James Madison; Monopolies, Perpetuities, Corporations, Ecclesiastical Endowments
 
“God has appointed two kinds of government in the world, which are distinct in their nature, and ought never to be confounded together; one of which is called civil, the other ecclesiastical government.”
Isaac Backus, An Appeal to the Public for Religious Liberty, 1773
 
“During almost fifteen centuries has the legal establishment of Christianity been on trial. What have been its fruits? More or less in all places, pride and indolence in the Clergy, ignorance and servility in the laity; in both, superstition, bigotry and persecution.

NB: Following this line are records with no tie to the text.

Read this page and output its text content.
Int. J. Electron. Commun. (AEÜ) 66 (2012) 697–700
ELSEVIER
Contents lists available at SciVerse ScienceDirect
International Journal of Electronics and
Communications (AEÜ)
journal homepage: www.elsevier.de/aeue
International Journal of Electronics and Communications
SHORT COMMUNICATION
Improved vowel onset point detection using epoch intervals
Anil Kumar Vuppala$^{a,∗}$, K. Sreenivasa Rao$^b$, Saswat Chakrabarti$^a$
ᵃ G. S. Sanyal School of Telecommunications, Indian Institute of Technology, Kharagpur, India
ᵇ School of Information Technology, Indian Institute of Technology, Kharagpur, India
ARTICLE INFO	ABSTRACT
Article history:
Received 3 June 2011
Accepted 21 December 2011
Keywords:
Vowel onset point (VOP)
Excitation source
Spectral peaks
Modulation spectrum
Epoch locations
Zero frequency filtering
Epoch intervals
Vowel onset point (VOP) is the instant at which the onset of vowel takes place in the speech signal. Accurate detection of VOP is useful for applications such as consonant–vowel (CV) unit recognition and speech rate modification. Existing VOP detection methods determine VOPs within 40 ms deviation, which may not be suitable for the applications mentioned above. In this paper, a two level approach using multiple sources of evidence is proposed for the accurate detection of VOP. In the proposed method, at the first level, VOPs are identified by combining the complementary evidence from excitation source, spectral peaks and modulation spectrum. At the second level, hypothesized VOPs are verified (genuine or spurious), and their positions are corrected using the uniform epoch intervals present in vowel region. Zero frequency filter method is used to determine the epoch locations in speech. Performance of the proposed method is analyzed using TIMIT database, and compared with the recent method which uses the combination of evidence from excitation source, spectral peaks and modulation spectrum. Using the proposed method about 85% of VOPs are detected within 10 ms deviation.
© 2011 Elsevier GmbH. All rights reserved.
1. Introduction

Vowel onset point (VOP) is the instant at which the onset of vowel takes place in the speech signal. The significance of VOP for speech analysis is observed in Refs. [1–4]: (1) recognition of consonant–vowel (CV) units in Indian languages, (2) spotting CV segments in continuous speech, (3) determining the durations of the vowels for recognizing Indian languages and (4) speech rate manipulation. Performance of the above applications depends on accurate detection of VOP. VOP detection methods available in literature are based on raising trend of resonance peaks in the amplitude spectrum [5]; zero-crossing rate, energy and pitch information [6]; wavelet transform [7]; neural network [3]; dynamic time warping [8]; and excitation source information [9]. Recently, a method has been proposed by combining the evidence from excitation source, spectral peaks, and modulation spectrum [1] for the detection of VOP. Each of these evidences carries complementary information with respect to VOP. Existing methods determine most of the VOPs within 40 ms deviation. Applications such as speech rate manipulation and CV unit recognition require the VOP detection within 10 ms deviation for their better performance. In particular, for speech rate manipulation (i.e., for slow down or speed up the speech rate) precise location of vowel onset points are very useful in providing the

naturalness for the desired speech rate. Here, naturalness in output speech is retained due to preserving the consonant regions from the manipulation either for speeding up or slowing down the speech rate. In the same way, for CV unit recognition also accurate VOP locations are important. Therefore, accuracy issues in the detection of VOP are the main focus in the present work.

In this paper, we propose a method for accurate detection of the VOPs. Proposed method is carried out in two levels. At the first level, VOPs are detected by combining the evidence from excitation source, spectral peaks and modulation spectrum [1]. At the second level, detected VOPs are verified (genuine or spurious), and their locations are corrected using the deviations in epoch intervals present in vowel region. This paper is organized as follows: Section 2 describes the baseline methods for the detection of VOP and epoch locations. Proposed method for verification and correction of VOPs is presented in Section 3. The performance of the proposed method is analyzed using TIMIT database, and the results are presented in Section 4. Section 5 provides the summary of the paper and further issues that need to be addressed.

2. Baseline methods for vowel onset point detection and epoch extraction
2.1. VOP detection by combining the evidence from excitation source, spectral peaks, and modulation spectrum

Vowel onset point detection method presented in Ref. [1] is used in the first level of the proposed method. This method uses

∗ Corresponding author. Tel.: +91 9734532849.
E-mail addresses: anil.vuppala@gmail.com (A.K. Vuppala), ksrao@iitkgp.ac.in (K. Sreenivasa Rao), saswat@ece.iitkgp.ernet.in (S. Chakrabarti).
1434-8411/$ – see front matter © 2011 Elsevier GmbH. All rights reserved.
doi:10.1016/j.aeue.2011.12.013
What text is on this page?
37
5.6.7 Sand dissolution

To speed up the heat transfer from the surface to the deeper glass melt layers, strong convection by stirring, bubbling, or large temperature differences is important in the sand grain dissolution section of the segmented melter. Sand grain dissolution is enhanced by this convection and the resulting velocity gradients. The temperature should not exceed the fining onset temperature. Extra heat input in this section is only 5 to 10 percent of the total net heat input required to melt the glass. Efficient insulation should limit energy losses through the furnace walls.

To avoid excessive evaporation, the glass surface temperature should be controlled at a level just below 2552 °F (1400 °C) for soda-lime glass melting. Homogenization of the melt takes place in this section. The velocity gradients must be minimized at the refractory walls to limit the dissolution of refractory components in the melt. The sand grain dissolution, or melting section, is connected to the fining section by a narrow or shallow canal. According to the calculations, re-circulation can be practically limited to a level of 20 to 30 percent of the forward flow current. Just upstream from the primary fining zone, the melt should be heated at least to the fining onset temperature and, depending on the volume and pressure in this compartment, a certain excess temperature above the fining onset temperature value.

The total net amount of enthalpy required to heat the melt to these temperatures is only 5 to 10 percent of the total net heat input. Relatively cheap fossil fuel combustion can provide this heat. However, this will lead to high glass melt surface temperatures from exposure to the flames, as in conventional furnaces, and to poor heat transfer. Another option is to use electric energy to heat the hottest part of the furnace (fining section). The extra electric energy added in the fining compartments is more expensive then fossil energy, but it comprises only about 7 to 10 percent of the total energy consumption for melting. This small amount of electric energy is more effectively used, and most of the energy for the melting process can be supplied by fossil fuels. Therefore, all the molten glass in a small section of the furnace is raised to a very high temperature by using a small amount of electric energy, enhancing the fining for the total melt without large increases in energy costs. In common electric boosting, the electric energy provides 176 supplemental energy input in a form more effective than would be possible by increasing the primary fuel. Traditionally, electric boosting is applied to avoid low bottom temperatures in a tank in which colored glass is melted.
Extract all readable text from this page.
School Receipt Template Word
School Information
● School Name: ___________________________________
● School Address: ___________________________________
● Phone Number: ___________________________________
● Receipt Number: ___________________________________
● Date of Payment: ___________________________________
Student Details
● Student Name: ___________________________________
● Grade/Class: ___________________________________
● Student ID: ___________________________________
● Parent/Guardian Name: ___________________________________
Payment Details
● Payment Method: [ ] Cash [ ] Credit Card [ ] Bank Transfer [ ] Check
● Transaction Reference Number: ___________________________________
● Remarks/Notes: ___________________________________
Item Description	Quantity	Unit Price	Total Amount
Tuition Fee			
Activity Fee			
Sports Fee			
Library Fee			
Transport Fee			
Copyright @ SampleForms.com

What influence, in fact, have ecclesiastical establishments had on society? In some instances they have been seen to erect a spiritual tyranny on the ruins of the civil authority; on many instances they have been seen upholding the thrones of political tyranny; in no instance have they been the guardians of the liberties of the people. Rulers who wish to subvert the public liberty may have found an established clergy convenient auxiliaries. A just government, instituted to secure and perpetuate it, needs them not.”
James Madison 1785 Memorial and Remonstrance against Religious Assessments
 
“Where the preamble declares, that coercion is a departure from the plan of the holy author of our religion, an amendment was proposed by inserting “Jesus Christ,” so that it would read “A departure from the plan of Jesus Christ, the holy author of our religion;” the insertion was rejected by the great majority, in proof that they meant to comprehend, within the mantle of its protection, the Jew and the Gentile, the Christian and Mohammedan, the Hindoo and Infidel of every denomination.”
As Thomas Jefferson wrote in his Autobiography, in reference to the Virginia Act for Religious Freedom
 
The Unites States is not a theocracy and according to our Founding Fathers the Constitution is not based on Christianity or biblical law.
 
Our soldiers aren’t “government paid missionaries” or “warriors for Christ.”